Question

The number of non-zero integral solutions of the equation \[{{\left| 1-i \right|}^{x}}={{2}^{x}}\] is
1) Infinite
2) \[1\]
3) \[2\]
4) None of these

Answer 1

Hint: In this type of question we have to use the concept of complex numbers. We know that the general representation of complex numbers is given by \[z=x+iy\] where \[x\] is called the real part and \[y\] is known as the imaginary part of the complex number \[z\]. The value of \[i\] is defined to be \[i=\sqrt{-1}\]. Also we know that the modulus of a complex number is defined as the square root of the sum of real part’s square and imaginary part’s square i.e. \[\left| z \right|=\sqrt{{{x}^{2}}+{{y}^{2}}}\].


Complete step-by-step solution:
Now we have to find the number of non-zero integral solutions of \[{{\left| 1-i \right|}^{x}}={{2}^{x}}\]
Let us consider
\[\Rightarrow {{\left| 1-i \right|}^{x}}={{2}^{x}}\]
Now we know that if \[z=x+iy\] then we can define its modulus as \[\left| z \right|=\sqrt{{{x}^{2}}+{{y}^{2}}}\]
\[\begin{align}
  & \Rightarrow {{\left[ \sqrt{{{1}^{2}}+{{\left( -1 \right)}^{2}}} \right]}^{x}}={{2}^{x}} \\
 & \Rightarrow {{\left( \sqrt{2} \right)}^{x}}={{2}^{x}} \\
\end{align}\]
We will express \[\sqrt{2}\] as \[{{2}^{\dfrac{1}{2}}}\], so that we can write
\[\Rightarrow {{\left( {{2}^{\dfrac{1}{2}}} \right)}^{x}}={{2}^{x}}\]
Now by using the rule of indices \[{{\left( {{a}^{m}} \right)}^{n}}={{a}^{mn}}\] we get,
\[\Rightarrow {{2}^{\dfrac{x}{2}}}={{2}^{x}}\]
As we know that if the bases of both the sides are same then we can compare their indices
\[\begin{align}
  & \Rightarrow \dfrac{x}{2}=x \\
 & \Rightarrow x-\dfrac{x}{2}=0 \\
 & \Rightarrow \dfrac{x}{2}=0 \\
 & \Rightarrow x=0 \\
\end{align}\]
Hence, the equation \[{{\left| 1-i \right|}^{x}}={{2}^{x}}\] does not have a non-zero integral solution.
Thus the number of non-zero integral solutions of the equation \[{{\left| 1-i \right|}^{x}}={{2}^{x}}\] is \[0\]
Therefore, option (4) is the correct option.

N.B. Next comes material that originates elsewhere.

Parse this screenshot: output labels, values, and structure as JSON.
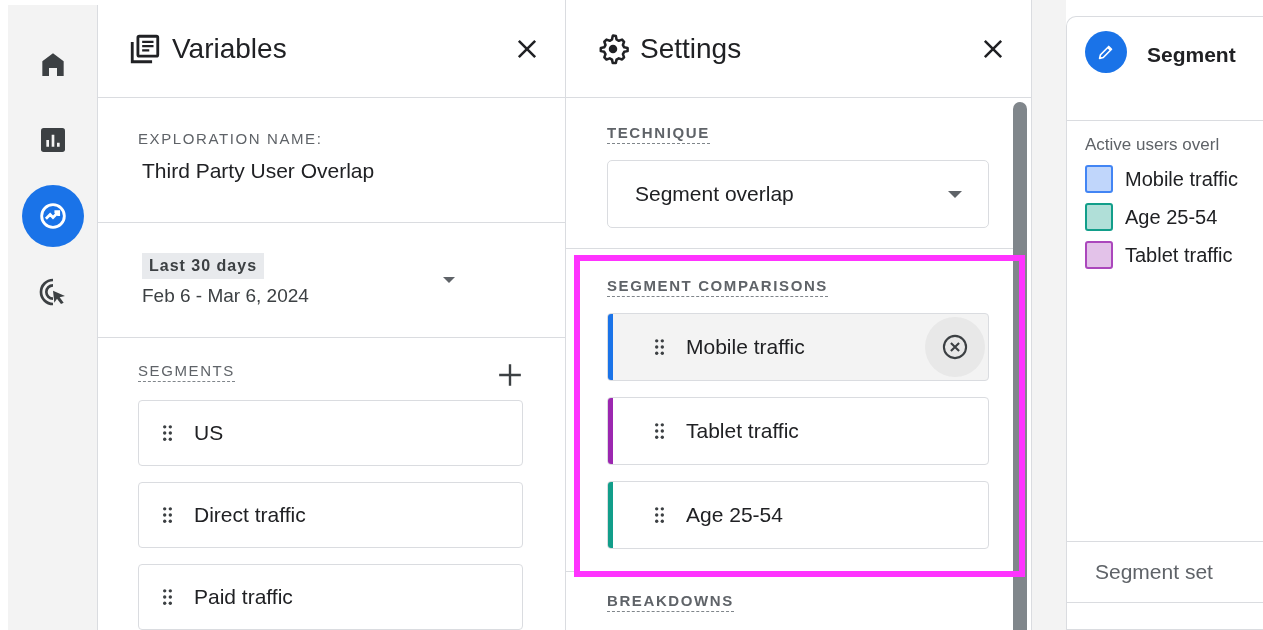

Note:In this question students have to remember the definition of modulus of a complex number. Students have to note some of the rules of indices such as \[\sqrt{a}={{a}^{\dfrac{1}{2}}}\], \[{{\left( {{a}^{m}} \right)}^{n}}={{a}^{mn}}\]. Also students have to note that if the bases of both the sides of an equation are the same then they can compare the indices of both the sides.